The Reserve Bank of India has decided that Basel III standards for capital (equity) and liquidity shall apply for lenders operating in the country.
That means that in India they will keep applying the regulatory pillar of more-perceived-credit-risk-more-equity and less-perceived-credit-risk-less equity.
Which means lenders in India will be able to leverage their equity, and the support they receive from taxpayers, much more with net margins collected on loans to those perceived as “safe” than on loans to those perceived as “risky”.
Which means that lenders in India will make much higher risk adjusted returns on equity when lending to those perceived as “safe” than on loans to those perceived as “risky”.
Which means that lenders in India are doomed to lend too much at too low rates to those perceived as “absolutely safe” and too little at too high rates to those perceived as “risky”, like the SMEs, entrepreneurs and start-ups.
That, for a developing country, does not sound so smart, in fact it is quite dumb.
And all this happens probably only so that some Indian regulators can show off in front of their colleagues in the developed countries.
But, even for developed countries that Basel pillar is dumb.
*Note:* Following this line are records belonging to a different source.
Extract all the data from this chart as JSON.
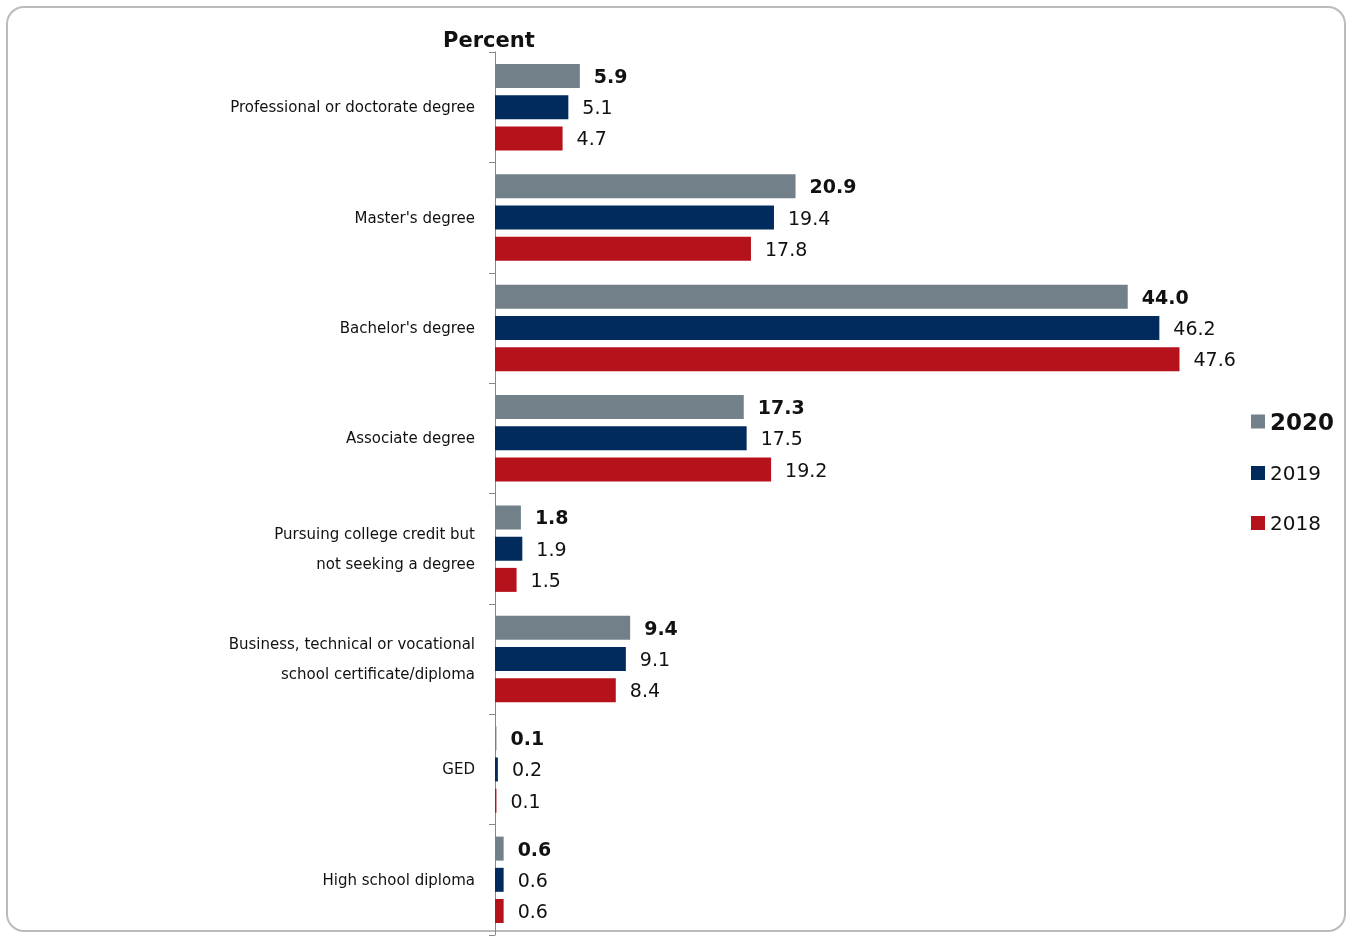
{
  "chart_data": {
    "type": "bar",
    "orientation": "horizontal",
    "title": "Percent",
    "categories": [
      "Professional or doctorate degree",
      "Master's degree",
      "Bachelor's degree",
      "Associate degree",
      "Pursuing college credit but\nnot seeking a degree",
      "Business, technical or vocational\nschool certificate/diploma",
      "GED",
      "High school diploma"
    ],
    "series": [
      {
        "name": "2020",
        "color": "#72808a",
        "values": [
          5.9,
          20.9,
          44.0,
          17.3,
          1.8,
          9.4,
          0.1,
          0.6
        ],
        "value_labels": [
          "5.9",
          "20.9",
          "44.0",
          "17.3",
          "1.8",
          "9.4",
          "0.1",
          "0.6"
        ]
      },
      {
        "name": "2019",
        "color": "#002b5c",
        "values": [
          5.1,
          19.4,
          46.2,
          17.5,
          1.9,
          9.1,
          0.2,
          0.6
        ]
      },
      {
        "name": "2018",
        "color": "#b5121b",
        "values": [
          4.7,
          17.8,
          47.6,
          19.2,
          1.5,
          8.4,
          0.1,
          0.6
        ]
      }
    ],
    "data_labels": true,
    "legend": "right",
    "grid": false
  }
}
It is like if a young professional setting up his retirement account he tells his investment manager: “I will pay you much higher commission on earned returns from investments in what is thought safe than what I will pay for the case of investments in what seems risky”. That will lead to excessive risk aversion and probably cause him a very poor retirement income.
Have India and other developing countries completely forgotten that risk-taking is the prime oxygen of any development?
Developing countries have clearly forgotten what made them develop… and have now, with these regulations that so odiously discriminate against the fair access to bank credit of “the risky” have call it quits, and begun un-developing.
And all for nothing since never ever do major bank crises result from excessive exposure to what is perceived as risky, these do always, no exceptions, result from excessive exposures to something perceived as absolutely safe, but that ex post turned out very risky.
PS. From some things I have heard about India, and from some experiences I have had in my country, Venezuela, it would seem that equity requirements based on closeness-to-borrower ratings could make some sense. The closer the bank, and its board are to the borrower, for instance they could be siblings, the higher the equity requirement.